Milton Babbitt was a thorn in my side for the better part of the eight years I spent at the Massachusetts Institute of Technology (MIT), four as an undergraduate major in Mathematics and four leading to my doctoral degree in Applied Mathematics. The sharp tip of that point was an essay he had written entitled “Twelve-Tone Invariants as Compositional Determinants,” first published in The Musical Quarterly in 1962 and subsequently included in the book Problems of Modern Music: The Princeton Seminar in Advanced Musical Studies, edited by Paul Henry Lang. (One day when I was not looking, one of my fellow students pencilled in the title page under the words “Problems of Modern Music” the phrase, “Mainly, it doesn’t sound good.” Such was life during my student days.)
I suppose it would be fair to say that Babbitt wrote his article to make the case that group theory (a discipline of abstract algebra) could be harnessed to analyze twelve-tone compositions. To be fair, Arnold Schoenberg himself had developed a representation in the form of a twelve-by-twelve grid, which, for any given twelve-tone row, provided a compact representation of the 48 statements of the row, accounting for the twelve chromatic transpositions of the row itself, along with the inversion, retrograde, and retrograde-inversion forms. My guess is that, when Babbitt saw one of those grids for the first time, the concept of permutation groups leapt to mind. (Babbitt began his collegiate education as a mathematics major, only later moving over to music.)
MIT had an impressive number of mathematicians on its faculty, and many of them were well-versed in group theory. So, since I was having a lot of trouble getting my head around Babbitt’s Problems in Modern Music essay, I loaned my book to one of the full professors on that faculty. When I came by his office the next morning, he declaimed, “What is this garbage?” (or words to that effect). It did not take me long to finally recognize that, while Babbitt may have known how to talk the talk of a mathematician, he was pathetically incapable of walking the walk.

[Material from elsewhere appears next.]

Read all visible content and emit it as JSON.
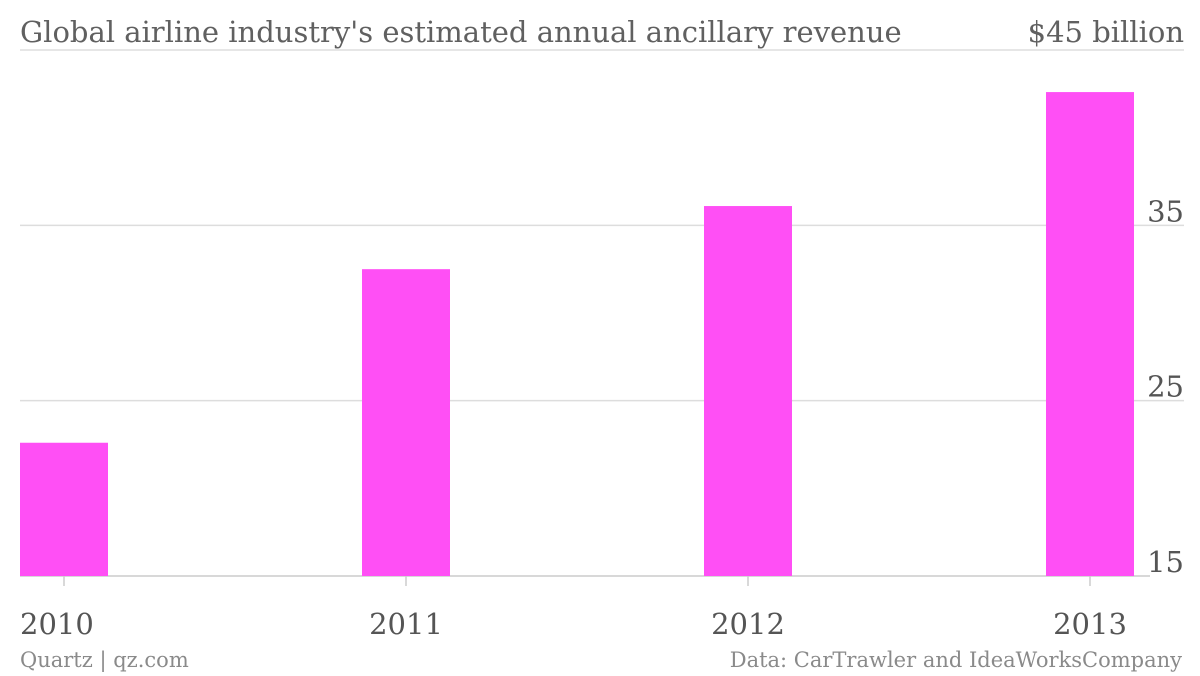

To be fair, many years later, shortly after my doctoral thesis had been approved, I met a pianist that was preparing a Babbitt composition for recital. I sat beside him on his bench while he did a run-through, and I was quite impressed with how he had endowed all of those marks on paper with expressiveness. When it came to our talking about the what, why, and how of his approach to performance, mathematics never reared its head.
Cover of the album being discussed (courtesy of AMT Public Relations)
All of those paragraphs were written to establish a mind-set for an album of Babbitt compositions that was released by New Focus Recordings at the end of this past October. The title of the album is Milton Babbitt: Works for Treble Voice and Piano. The 21 tracks are performed by soprano Nina Berman and pianist Steve Beck. The six-movement “A Solo Requiem” requires two pianos, and the second pianist is Eric Huebner.
The good news is that the listening experience was rich enough that my mind never lapsed into thoughts of higher mathematics. On the other hand, when I consulted Babbitt’s Wikipedia page, I discovered that his list of compositions was divided into three periods. These covered the intervals of 1935–1960, 1961–1979, and 1979–2006, respectively. All of those periods are represented on Berman’s album. However, if I were to play this CD in “shuffle mode,” I doubt that listening alone would allow me to identify which tracks resided in which interval.
All that I can say for sure is that the demands made on the performers could not have been more intense. (That was the same impression I had listening to the pianist prepare for his recital.) As a result, it is hard for me to avoid suggesting that, regardless of what track one first encounters, all of the other tracks will come across as “more of the same.” It would probably be fair for the reader to then ask, “The same what?” The only answer I can give is, “Darned it I know!” As to whether or not Babbitt will be remembered for his cryptic ventures into higher mathematics, I can only say that, in the mid-Seventies, a colleague of mine in the Music Department at the University of Pennsylvania declared, with no uncertainty and with a fond memory of Milton Berle, “Nobody is afraid of Uncle Miltie any more!”